2. The breath analyzer system of Claim 1, further comprising: a first valve mechanism located at an entrance to said first passageway includes that opens under control of said control device for directing said breath exhalation through said first passageway during said second part of said measurement cycle; and, a flow sensor device for measuring volume of exhaled breath received during said second part of said measurement cycle.

_ 3. The breath analyzer system of Claim 1, wherein said sample collection chamber includes an adsorbant material for adsorbing constituents of said exhaled breath.

4. The breath analyzer system of Claim 1, wherein said analyzer device includes an ion mobility spectrometer.

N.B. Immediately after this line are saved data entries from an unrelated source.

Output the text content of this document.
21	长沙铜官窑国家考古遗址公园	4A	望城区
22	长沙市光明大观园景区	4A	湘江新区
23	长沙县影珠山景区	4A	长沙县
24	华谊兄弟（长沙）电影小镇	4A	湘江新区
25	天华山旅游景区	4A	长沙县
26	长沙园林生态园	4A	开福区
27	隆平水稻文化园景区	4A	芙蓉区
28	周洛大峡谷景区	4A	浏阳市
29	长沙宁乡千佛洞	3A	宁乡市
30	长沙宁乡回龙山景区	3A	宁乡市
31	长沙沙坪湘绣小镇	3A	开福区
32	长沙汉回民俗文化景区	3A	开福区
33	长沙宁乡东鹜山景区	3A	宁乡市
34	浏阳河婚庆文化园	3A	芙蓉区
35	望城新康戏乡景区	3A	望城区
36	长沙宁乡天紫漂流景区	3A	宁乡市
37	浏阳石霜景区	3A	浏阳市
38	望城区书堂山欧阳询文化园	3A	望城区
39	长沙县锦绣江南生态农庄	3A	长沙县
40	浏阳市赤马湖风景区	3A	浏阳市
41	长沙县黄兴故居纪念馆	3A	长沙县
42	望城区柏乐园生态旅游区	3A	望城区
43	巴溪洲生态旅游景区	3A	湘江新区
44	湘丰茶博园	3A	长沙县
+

5. The breath analyzer system of Claim 2, further comprising: a second valve mechanism located at an entrance of said second passageway that opens under control of said control device for directing said pre- determined volume of breath exhalation through said second passageway during said first part of said measurement cycle, and closes for said second part of said measurement cycle; and a flow sensor provided in said second passageway for measuring said predetermined volume of exhaled breath during said first part of said measurement cycle.

6. The breath analyzer system of Claim 5, wherein said flow sensor located at said second passageway generates a control signal for directing said control means to close said second valve mechanism at said second passageway after reaching said predetermined volume of exhaled breath determining and open said first valve at said first passageway.

7. A method for analyzing constituents of a person's breath comprising the steps of: a) placing a mask device over a person's mouth for receiving that person's breath exhalations, said mask device comprising at least one passageway and valve for directing exhaled breath into said system; b) detecting a beginning of the person's breath exhalation process and opening up a first valve to direct exhaled breath through a first passageway; c) measuring a pre-determined volume of exhaled breath through said first passageway; d) closing said first valve after receipt of said pre-determined volume of breath, and simultaneously opening a second valve to direct remaining exhaled breath through a second passageway; and, f) collecting said remaining exhaled breath by a breath adsorbing media located in said second passageway.

8. The method as claimed in Claim 7, wherein collecting step f) further includes the step of measuring said remaining exhaled volume of breath received through said second passageway.

9. The method as claimed in Claim 8, further including repeating steps b) through f) until a desired volume of a person's exhaled breath has been received, said desired volume useful in detecting a target component of specified molecular weight and mass in said breath.

10. The method as claimed in Claim 7, further including the step of analyzing said adsorbed sample of breath to determine constituent components of said person's breath.